Vertritt unsere Kammer eigentlich unsere Interessen? Und ist unsere Kammer eigentlich europareif?

Ja, wirklich: Unsere Kammer hat nicht einmal mehr ein Büro, geschweige einen Sessel in Brüssel, dabei werden dort - und nur mehr dort - für unseren Berufsstand die wesentlichen Dinge entschieden - und wir haben Niemanden, der in Brüssel unsere Interessen vertritt.

Ich denke da gleich an die neue Datenschutzgrundverordnung, die uns in Brüssel aufgezwungen wurde. Und ich verstehe jetzt erst, warum wir in dieser Sache keine Erleichterungen für unseren Berufsstand erzielt haben. Wo keine Kammer, da keine Interessensvertretung und da kein Lobbying für uns!

Fakt ist: Wir haben eine sehr strenge und sehr gute Verschwiegenheitspflicht. Diese Verschwiegenheitspflicht müsste doch eigentlich für den Datenschutz reichen. Denn ich bin hundertprozentig sicher, dass kein österreichischer Steuerberater oder Wirtschaftsprüfer persönliche Daten seiner Klienten gegen Entgelt weitergibt, so wie man das jetzt z.B. von Facebook hört.

Datenschutz ist richtig und wichtig, aber er müsste wohl dort greifen, wo etwas passiert. Da hätte unsere Kammer schon längst in Brüssel tätig werden müssen, um unseren Beruf überhaupt von dieser Verordnung auszunehmen.

Aber unsere Kammergranden schert das offensichtlich gar nicht, warum auch - sie sitzen ja noch lange auf Ihren Sesseln. Zumindest noch bis zu den nächsten Kammerwahlen.

Manchmal frage ich mich: Ist die elementare Tätigkeit der Kammer eigentlich die Vertretung der Interessen unseres Berufsstandes oder in erster Linie das rechtzeitige Inkasso unserer Umsatzgebühren?

Weil: Nie ist unsere Kammer schneller als bei der unmissverständlichen Aufforderung zu Beginn jedes Jahres, unsere Jahresumsätze zwecks Umsatzgebühren zu melden.

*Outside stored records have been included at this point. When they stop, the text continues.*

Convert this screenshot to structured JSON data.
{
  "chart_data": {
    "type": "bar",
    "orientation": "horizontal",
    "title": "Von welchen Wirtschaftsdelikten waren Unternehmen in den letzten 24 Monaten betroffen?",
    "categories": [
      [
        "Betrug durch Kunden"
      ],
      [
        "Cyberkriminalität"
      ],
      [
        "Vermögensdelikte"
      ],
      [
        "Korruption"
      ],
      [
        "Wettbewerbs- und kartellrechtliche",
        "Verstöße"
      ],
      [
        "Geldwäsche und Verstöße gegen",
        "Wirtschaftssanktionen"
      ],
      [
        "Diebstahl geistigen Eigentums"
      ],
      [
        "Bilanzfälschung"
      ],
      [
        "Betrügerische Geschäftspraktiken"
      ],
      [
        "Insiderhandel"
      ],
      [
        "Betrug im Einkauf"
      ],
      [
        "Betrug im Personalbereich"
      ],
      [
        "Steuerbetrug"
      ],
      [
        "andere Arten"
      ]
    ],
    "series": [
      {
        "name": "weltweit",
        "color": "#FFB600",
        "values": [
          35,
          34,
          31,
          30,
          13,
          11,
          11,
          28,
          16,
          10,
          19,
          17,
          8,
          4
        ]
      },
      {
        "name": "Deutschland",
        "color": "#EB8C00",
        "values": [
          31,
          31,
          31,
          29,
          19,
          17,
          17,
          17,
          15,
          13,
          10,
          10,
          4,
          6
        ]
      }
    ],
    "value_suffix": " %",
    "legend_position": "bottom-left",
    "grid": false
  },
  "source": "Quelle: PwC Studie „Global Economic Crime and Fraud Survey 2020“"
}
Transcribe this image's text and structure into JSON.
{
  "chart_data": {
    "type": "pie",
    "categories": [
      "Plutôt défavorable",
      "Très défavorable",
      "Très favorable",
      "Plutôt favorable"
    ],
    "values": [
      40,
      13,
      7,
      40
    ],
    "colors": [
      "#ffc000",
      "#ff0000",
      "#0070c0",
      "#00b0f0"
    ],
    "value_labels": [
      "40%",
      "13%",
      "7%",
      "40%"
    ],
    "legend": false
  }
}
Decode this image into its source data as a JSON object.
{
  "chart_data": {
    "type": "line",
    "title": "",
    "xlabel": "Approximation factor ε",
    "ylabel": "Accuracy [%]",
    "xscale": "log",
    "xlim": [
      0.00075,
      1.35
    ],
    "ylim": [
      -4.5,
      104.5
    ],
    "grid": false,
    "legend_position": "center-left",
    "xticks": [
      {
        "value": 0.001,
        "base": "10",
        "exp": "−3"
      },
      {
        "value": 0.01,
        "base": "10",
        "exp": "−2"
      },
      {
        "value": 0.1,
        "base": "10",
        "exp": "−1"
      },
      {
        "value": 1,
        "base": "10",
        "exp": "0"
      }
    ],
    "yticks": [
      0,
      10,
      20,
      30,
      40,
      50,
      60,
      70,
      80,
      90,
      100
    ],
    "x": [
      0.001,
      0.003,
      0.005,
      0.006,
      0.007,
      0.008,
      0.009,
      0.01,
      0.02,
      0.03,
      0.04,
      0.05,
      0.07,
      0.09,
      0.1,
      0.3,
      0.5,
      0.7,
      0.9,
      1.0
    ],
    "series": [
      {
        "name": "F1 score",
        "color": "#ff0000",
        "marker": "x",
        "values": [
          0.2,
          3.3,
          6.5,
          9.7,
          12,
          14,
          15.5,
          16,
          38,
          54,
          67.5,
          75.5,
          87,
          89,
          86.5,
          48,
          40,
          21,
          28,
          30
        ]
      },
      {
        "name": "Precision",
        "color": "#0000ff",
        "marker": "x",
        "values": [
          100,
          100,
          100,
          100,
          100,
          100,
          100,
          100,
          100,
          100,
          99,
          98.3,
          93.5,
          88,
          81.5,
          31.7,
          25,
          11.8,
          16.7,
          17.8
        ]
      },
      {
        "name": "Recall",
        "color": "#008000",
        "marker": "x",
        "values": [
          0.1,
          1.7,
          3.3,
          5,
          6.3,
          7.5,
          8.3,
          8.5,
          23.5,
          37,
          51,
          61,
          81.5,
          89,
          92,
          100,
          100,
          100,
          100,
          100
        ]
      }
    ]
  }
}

Beträchtlich langsamer hingegen ist unsere Kammer bei den Leistungen:

Seit Monaten verspricht sie uns Unterlagen und Merkblätter für die DSGVO - diese tritt immerhin im Mai in Kraft. Der erste Entwurf ist Mitte März gekommen. Das Verzeichnis der Verarbeitungstätigkeiten umfasst 36 Seiten und ist für einen normalen Steuerberater, der kein EDV-Fachmann ist, vielfach einfach unverständlich. Als kompetente Interessensvertretung hätte ich mir schon eine Unterlage vorgestellt, die leicht verständlich ist. Es kann doch nicht sein, dass man für das Verstehen einer solchen Liste einen EDV-Berater beiziehen muss und damit noch die Verschwiegenheitspflicht verletzt.

Die neue DSGVO, das Gesetz über den wirtschaftlichen Eigentümer und neue strengere Bestimmungen über Geldwäsche, dies alles sollen wir innerhalb kürzester Zeit in unseren Kanzleien umsetzen.

Ich frage mich: Arbeitet unser Berufsstand durch Befolgung derartiger Gesetze nur noch für den Staat? Sollten wir nicht eigentlich für unsere Klienten arbeiten?

Theoretisch kann man ja alles leicht beschließen, aber niemand fragt, ob es auch praktisch umsetzbar ist - oder kann es vielleicht sein, dass sich unsere Kammer auch nicht mehr heraussieht.